Colonial film industry in Korea: hybridity between entertainment and enlightenment purposes

Beckie Cormier

Graduate student

Yonsei University Graduate School of International Study

Seoul, South Korea

In-Person

 Presenter  

The Korean movie production during the colonial period was often overlooked due to its liminal space between Korean and Japanese cinema. Neither purely Korean, nor purely Japanese, the early Korean cinema encompasses an amalgam of disparate actors with different objectives resulting in the development of a hybrid cinema from which few copies survived the passage of time.

With the resurfacing from Russian archives in 2019 of the short film There is No Poverty at the End of Labor (근로의 끝에는 가난이 없다) realized in the 1920s, there is now the possibility to visually examine with greater accuracy the cinematographic language used in early Korean cinema during the colonial period and understand the impacts of global cinema viewership on local productions.

Inspired by the concept of Joseon cinema developed by the author and scholar Kim Dong Hoon, this paper supports the idea that, due to Joseon cinema’s broad viewership from the birth of cinema up to the late 1920s, filmmakers in the Korean peninsula adopted and developed at an accelerated rate codes and techniques from Western cinematographic language and formed a hybrid cinema regrouping entertainment and enlightenment purposes in the Japanese colonial context. By comparing and examining There is No Poverty at the End of Labor in parallel with prior European and American films such as A trip to the moon (Georges Méliès, 1902), this paper assesses the mastering of various codes and techniques in Joseon cinema, while also displaying more moralistic themes characteristic of the Japanese colonial rule.

 

5 key words

Korean cinema – Early cinema – Joseon cinema – Viewership – Cinematographic codes

 

Bibliographical references

There is No Poverty at the End of Labor (근로의 끝에는 가난이 없다). Ota Hitoshi and Lee Kyu-seol. 1920s. 19 minutes. YouTube. <https://www.youtube.com/watch?v=rgxi3m- 8jjM&t=92s>.

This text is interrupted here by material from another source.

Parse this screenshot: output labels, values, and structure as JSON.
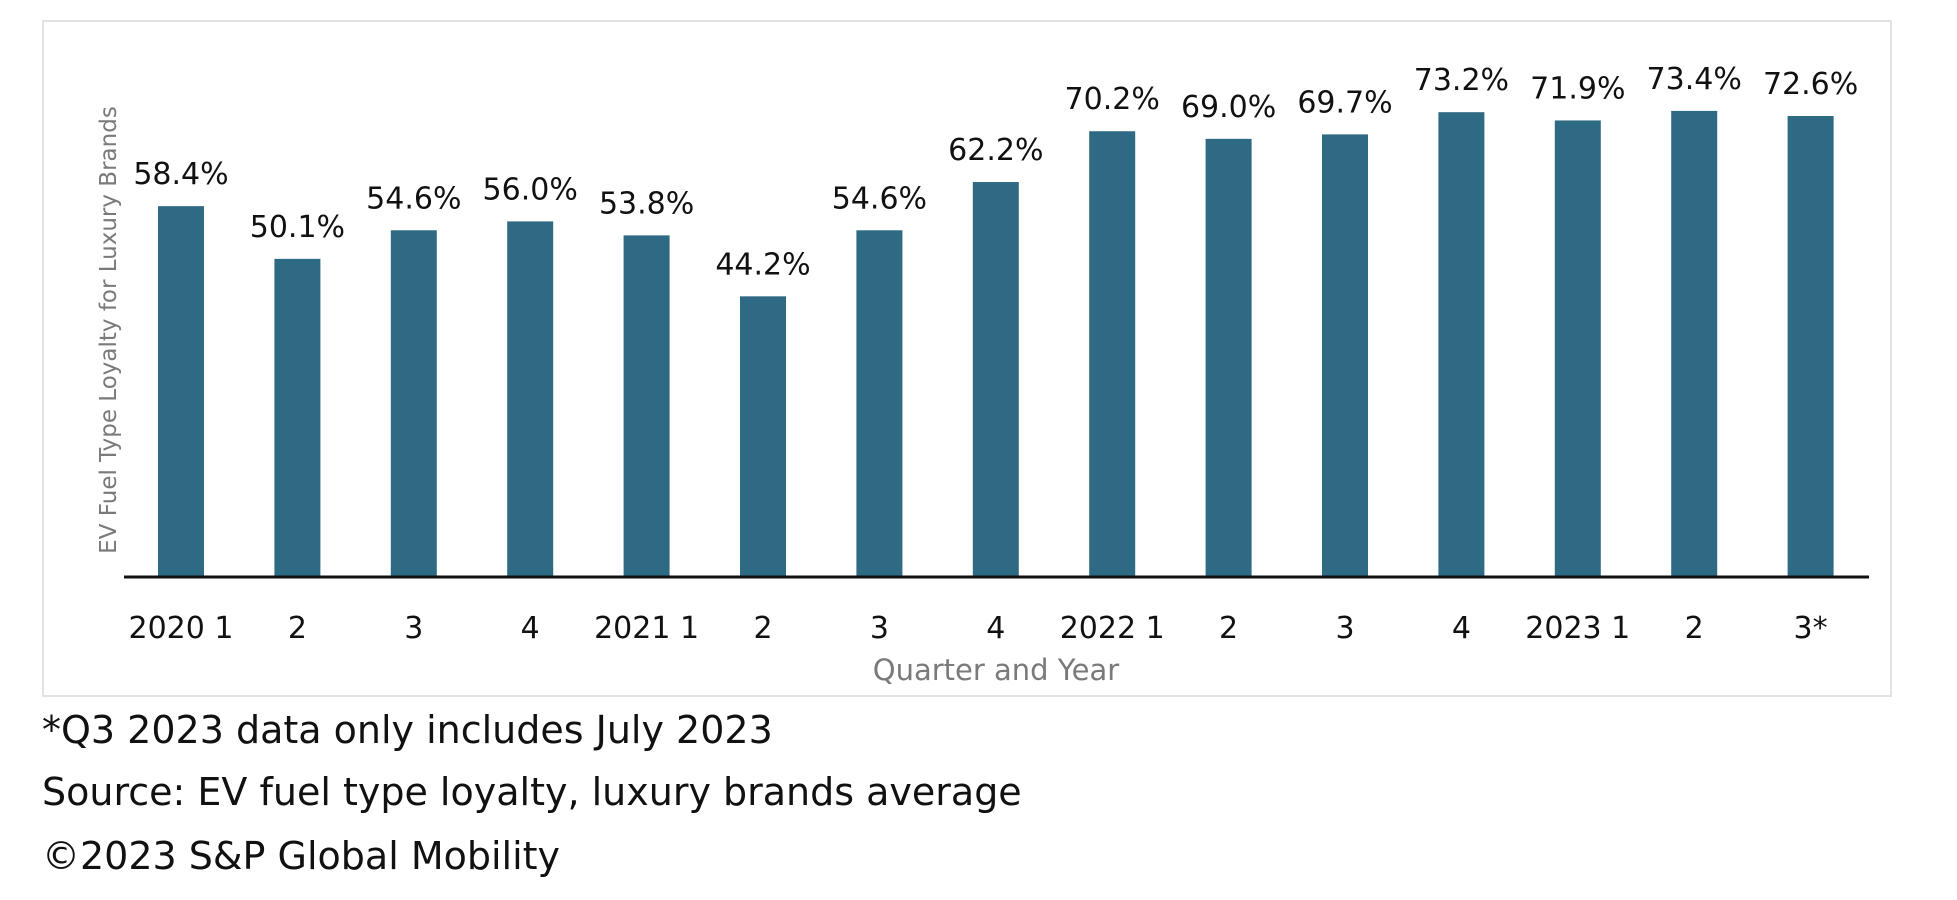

Kim, Dong Hoon. 2017. Eclipsed cinema, The film culture of colonial Korea, Edinburgh studies in East Asian film, 292p.

Yecies, De Brian, Ae-Gyung Shim. 2013. Korea's Occupied Cinemas, 1893-1948: The Untold History of the Film Industry. Routledge, 222 p.

Kim Mee-hyun. 2006. Ch. 1 “The Exhibition of Moving Pictures and the Advent of Korean Cinema 1897-1925” and Ch. 2 “The Japanese Colonial Period, Heyday of Silent Films 1926-1934.” Korean Cinema, from Origins to Renaissance, Communication Books, 477 p.

 

Some films discussed in this paper

There is No Poverty at the End of Labor (Ota Hitoshi and Lee Kyu-seol, 1920s)

A trip to the moon (Georges Méliès, 1902)

The Smiling Madame Beudet (Germaine Dulac, 1923)

Beckie Cormier

Graduate student

Yonsei University Graduate School of International Study

Seoul, South Korea

beckie.cormier@gmail.com

Attending Yonsei University’s Graduate School of International Studies, Beckie Cormier is completing a master in Korean Studies under the Global Korea Scholarship focused on history, society and culture. Avid cinephile, she pursued film studies in Cegep before pursuing a bachelor in Asian studies and a certificate in cinema studies at the University of Montreal. Her passion for learning and creating media led her to participate in workshops abroad and to join the media team of NOVAsia magazine. Adept of a multidisciplinary approach, she intends to use her human sciences and arts background to explore new subjects in a unique way.